- Kosher salt
- 1 pound asparagus, trimmed and cut into 1-inch lengths
- 2 cups peas, fresh or frozen
- 1 pound campanelle pasta (GF use GF Pasta)
- 1 cup buttermilk
- 1/2 cup mayonnaise
- 3 tablespoons Champagne vinegar
- 1 large garlic clove, grated
- 1/2 pound arugula (not baby), thick stems discarded, leaves coarsely chopped
- Set up an ice bath. In a large saucepan of salted boiling water, cook the asparagus and peas until crisp-tender, about 2 minutes. Drain and transfer the vegetables to the ice bath to cool completely; drain well.
- Fill the saucepan with water and return to a boil; season generously with salt. Add the pasta and cook until al dente. Drain well and transfer to a large bowl.

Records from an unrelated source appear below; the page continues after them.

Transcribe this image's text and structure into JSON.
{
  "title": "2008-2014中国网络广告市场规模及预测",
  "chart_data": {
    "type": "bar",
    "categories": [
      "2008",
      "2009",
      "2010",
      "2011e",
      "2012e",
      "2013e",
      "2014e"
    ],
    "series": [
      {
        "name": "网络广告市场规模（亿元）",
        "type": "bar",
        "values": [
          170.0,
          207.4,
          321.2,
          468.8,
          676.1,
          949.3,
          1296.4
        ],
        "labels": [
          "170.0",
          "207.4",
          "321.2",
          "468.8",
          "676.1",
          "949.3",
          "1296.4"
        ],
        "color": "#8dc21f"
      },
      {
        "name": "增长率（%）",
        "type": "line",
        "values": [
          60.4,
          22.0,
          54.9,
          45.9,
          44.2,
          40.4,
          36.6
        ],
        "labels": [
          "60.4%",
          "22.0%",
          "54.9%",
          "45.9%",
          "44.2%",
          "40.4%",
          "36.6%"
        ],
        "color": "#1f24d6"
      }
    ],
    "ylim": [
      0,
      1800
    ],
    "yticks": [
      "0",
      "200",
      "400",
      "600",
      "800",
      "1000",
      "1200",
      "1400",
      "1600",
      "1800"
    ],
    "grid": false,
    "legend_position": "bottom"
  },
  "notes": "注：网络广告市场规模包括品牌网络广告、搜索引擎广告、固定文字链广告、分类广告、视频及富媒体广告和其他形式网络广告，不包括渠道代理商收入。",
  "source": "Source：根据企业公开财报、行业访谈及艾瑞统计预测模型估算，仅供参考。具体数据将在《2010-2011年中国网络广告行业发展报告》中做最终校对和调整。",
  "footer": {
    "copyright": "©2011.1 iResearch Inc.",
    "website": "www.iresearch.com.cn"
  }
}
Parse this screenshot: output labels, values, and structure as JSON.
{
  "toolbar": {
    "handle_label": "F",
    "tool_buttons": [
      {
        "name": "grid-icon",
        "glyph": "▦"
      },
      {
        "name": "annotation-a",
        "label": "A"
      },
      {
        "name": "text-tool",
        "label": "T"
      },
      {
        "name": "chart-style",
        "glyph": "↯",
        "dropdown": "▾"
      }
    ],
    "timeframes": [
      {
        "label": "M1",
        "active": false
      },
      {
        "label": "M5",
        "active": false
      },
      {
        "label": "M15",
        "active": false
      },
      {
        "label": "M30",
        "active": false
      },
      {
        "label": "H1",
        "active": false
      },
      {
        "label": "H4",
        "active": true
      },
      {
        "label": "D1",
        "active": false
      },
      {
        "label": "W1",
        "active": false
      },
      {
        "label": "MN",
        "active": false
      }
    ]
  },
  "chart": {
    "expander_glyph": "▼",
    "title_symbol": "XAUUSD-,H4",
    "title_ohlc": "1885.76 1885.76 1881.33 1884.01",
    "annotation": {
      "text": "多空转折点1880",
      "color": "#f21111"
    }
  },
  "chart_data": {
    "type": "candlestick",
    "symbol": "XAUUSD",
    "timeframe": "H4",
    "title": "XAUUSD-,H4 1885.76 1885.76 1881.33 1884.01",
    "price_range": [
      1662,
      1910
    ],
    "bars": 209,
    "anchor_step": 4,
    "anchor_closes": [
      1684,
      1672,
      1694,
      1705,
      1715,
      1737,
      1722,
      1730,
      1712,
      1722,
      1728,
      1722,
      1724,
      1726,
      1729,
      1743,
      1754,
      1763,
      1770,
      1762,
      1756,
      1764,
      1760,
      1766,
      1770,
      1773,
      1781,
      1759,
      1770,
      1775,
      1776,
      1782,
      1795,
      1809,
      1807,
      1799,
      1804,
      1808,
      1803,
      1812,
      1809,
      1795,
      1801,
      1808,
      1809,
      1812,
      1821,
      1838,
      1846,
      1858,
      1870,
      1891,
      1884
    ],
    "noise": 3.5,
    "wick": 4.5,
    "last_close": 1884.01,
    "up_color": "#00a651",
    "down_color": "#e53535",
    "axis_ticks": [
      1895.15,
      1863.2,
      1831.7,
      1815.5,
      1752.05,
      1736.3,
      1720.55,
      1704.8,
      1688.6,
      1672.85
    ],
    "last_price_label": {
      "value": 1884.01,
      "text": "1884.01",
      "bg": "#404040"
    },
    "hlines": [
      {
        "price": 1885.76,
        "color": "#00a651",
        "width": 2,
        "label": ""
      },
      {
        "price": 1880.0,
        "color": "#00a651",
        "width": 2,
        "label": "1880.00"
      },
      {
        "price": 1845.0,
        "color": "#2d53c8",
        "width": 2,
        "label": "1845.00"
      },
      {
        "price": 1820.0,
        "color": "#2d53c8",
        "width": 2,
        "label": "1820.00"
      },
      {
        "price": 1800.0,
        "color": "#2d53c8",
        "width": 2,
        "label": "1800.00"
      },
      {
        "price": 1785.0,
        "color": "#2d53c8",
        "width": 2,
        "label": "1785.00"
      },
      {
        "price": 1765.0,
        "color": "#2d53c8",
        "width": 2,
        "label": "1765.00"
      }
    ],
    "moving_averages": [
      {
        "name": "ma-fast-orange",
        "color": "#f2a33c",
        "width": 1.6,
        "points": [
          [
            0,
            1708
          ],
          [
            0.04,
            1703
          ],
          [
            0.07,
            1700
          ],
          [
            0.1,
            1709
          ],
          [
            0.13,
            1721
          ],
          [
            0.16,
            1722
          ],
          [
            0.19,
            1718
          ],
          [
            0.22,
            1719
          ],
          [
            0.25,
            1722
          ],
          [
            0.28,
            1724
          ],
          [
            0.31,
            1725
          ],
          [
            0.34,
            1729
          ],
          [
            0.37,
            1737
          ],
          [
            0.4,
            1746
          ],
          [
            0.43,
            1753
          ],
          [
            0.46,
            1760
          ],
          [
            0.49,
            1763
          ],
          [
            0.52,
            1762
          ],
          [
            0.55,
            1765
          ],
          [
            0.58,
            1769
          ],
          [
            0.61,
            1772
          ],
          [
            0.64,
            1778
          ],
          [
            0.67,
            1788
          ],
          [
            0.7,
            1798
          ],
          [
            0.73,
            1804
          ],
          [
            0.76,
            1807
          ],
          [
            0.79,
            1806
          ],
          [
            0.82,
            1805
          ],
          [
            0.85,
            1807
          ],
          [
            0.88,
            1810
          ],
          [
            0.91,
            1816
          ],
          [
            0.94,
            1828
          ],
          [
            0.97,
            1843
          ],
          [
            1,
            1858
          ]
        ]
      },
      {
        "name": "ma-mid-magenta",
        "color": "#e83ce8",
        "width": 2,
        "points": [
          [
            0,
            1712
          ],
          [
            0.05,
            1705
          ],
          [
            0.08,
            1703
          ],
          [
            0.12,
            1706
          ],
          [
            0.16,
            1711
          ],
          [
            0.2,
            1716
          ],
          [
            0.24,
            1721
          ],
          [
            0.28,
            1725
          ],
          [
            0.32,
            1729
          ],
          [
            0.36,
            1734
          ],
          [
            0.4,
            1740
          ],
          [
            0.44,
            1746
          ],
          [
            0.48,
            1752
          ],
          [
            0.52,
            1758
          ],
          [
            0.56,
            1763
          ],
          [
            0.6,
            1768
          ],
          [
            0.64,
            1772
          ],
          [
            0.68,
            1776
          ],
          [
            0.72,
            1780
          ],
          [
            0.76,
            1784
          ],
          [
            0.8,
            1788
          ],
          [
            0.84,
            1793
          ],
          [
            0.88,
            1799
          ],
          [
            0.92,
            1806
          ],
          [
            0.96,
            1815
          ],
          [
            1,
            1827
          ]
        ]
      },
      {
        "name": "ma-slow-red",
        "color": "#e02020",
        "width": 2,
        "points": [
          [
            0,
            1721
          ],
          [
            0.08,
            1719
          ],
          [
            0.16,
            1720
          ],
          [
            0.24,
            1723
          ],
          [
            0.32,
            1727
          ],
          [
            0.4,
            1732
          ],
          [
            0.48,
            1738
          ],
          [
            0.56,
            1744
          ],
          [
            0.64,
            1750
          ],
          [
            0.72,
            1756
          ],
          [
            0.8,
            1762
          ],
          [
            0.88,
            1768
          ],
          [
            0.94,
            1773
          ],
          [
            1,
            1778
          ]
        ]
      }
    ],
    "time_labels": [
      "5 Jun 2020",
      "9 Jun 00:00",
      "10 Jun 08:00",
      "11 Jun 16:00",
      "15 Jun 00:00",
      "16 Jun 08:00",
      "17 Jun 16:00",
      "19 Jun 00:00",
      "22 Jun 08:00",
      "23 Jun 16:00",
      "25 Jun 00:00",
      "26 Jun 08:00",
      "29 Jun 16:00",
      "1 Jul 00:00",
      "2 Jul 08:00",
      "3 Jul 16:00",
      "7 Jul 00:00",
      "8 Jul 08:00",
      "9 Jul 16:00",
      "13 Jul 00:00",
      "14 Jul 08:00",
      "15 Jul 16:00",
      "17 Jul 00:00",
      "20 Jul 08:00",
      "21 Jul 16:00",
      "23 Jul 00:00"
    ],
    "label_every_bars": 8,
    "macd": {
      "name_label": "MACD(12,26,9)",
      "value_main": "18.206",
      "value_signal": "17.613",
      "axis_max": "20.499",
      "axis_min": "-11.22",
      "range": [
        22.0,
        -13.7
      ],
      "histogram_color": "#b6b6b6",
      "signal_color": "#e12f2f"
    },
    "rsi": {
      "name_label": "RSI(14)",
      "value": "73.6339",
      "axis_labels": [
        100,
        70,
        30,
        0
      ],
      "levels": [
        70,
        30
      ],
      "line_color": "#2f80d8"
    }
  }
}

- In a medium bowl, whisk the buttermilk with the mayonnaise, vinegar and garlic. Season with salt and pepper.
- Toss half of the dressing with the warm pasta; let cool for 30 minutes. Stir in the asparagus, peas and remaining dressing. Season with salt and pepper, then fold in the arugula and serve.
- Make Ahead
- The pasta salad can be refrigerated for a few hours. Fold in the arugula before serving.